Bain reached for her, found her wrist, held her. “Be careful, the rock’s slippery.” He pulled her back from the edge of the pit. She was close to him again, warm, sweaty, golden-haired, beautiful.
He let go of her wrist and walked on. She was O’Brien’s.
Jefferson Smith worked and slept and ate. He grew accustomed to the monotony of his new life. He waited for his rescuers to come.
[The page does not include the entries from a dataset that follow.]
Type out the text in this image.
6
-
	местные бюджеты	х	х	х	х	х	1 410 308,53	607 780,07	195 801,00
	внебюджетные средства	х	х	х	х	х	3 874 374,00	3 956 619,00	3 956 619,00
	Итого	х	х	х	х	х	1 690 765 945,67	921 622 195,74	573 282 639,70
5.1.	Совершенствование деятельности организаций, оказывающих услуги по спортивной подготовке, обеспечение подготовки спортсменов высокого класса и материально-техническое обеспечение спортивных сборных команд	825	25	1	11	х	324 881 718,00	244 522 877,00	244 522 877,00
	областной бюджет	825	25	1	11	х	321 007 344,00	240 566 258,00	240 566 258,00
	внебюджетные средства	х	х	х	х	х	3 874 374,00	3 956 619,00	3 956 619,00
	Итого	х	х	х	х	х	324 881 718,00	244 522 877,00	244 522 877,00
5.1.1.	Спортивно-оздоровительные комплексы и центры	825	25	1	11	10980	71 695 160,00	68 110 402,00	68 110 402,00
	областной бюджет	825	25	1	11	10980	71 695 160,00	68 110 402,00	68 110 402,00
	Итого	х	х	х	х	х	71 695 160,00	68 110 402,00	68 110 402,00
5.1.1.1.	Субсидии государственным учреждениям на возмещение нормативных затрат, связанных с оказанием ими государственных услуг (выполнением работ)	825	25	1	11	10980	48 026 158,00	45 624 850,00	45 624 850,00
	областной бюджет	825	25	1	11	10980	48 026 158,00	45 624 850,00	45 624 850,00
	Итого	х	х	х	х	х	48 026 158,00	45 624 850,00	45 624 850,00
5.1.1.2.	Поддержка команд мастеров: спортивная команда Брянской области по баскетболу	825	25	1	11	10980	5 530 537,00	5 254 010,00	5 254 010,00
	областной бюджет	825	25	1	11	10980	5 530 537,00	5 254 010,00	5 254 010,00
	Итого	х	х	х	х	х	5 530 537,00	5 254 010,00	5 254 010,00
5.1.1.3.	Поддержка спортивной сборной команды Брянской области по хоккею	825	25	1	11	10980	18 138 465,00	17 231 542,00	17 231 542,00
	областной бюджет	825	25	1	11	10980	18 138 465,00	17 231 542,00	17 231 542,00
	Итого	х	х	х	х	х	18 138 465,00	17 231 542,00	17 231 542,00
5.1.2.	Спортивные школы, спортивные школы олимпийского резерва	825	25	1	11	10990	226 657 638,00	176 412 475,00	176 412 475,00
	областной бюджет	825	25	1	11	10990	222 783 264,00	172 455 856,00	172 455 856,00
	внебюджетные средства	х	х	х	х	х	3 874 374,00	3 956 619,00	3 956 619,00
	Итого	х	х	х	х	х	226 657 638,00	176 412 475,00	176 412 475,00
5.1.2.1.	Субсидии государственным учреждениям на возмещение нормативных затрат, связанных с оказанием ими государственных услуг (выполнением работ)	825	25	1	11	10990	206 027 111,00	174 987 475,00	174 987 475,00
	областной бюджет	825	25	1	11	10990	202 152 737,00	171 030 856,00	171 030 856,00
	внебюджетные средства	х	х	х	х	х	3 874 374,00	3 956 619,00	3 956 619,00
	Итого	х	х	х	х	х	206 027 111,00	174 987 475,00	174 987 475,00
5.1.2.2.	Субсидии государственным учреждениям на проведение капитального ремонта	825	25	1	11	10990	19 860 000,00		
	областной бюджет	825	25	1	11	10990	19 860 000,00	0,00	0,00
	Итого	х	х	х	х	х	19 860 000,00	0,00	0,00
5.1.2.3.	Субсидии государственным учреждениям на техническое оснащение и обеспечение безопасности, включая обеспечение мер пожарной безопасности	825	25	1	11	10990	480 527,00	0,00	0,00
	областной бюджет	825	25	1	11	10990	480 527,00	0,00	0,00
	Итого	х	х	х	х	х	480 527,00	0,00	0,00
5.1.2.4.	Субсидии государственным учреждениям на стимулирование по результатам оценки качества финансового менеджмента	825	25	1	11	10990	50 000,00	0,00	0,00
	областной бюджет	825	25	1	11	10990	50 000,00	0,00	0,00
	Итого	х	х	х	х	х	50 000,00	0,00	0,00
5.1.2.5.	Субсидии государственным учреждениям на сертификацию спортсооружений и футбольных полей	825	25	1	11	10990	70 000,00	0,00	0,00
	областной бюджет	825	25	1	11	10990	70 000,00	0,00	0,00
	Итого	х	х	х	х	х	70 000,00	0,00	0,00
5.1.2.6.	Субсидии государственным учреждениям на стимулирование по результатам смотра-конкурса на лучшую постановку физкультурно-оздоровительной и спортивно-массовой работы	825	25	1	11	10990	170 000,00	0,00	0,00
He wondered about the others, about Grimmelmann and Mike Bain and Grace. What would O’Brien do with them? He did not like to think about it, for there was nothing he could do. He could not run off and cross the desert, he could not assert himself or identify himself without running the risk of being murdered. He was trapped. There was nothing to do but wait and hope, live from day to day.
He studied the people, the pattern of life in the small community, and was appalled by their ignorance and filth, their weary existence. They had forgotten their old ways and had not learned the new. There was a lethargy in them, an emptiness; they tended their scrub cattle and their dusty gardens and existed, but their life was without hope and art and music. They seemed to have no traditions and no future. They were uncomfortable and dirty and sad.
The building, the shapeless hovel that he and the other slaves had made with mud and sticks, was at last finished and they were put to new tasks. They carried heavy skins of water from the well to the powdery dry fields, watering each individual plant and vine. They ranged from the village and collected bundles of sticks. They repaired cattle pens and collected sun-dried cakes of dung.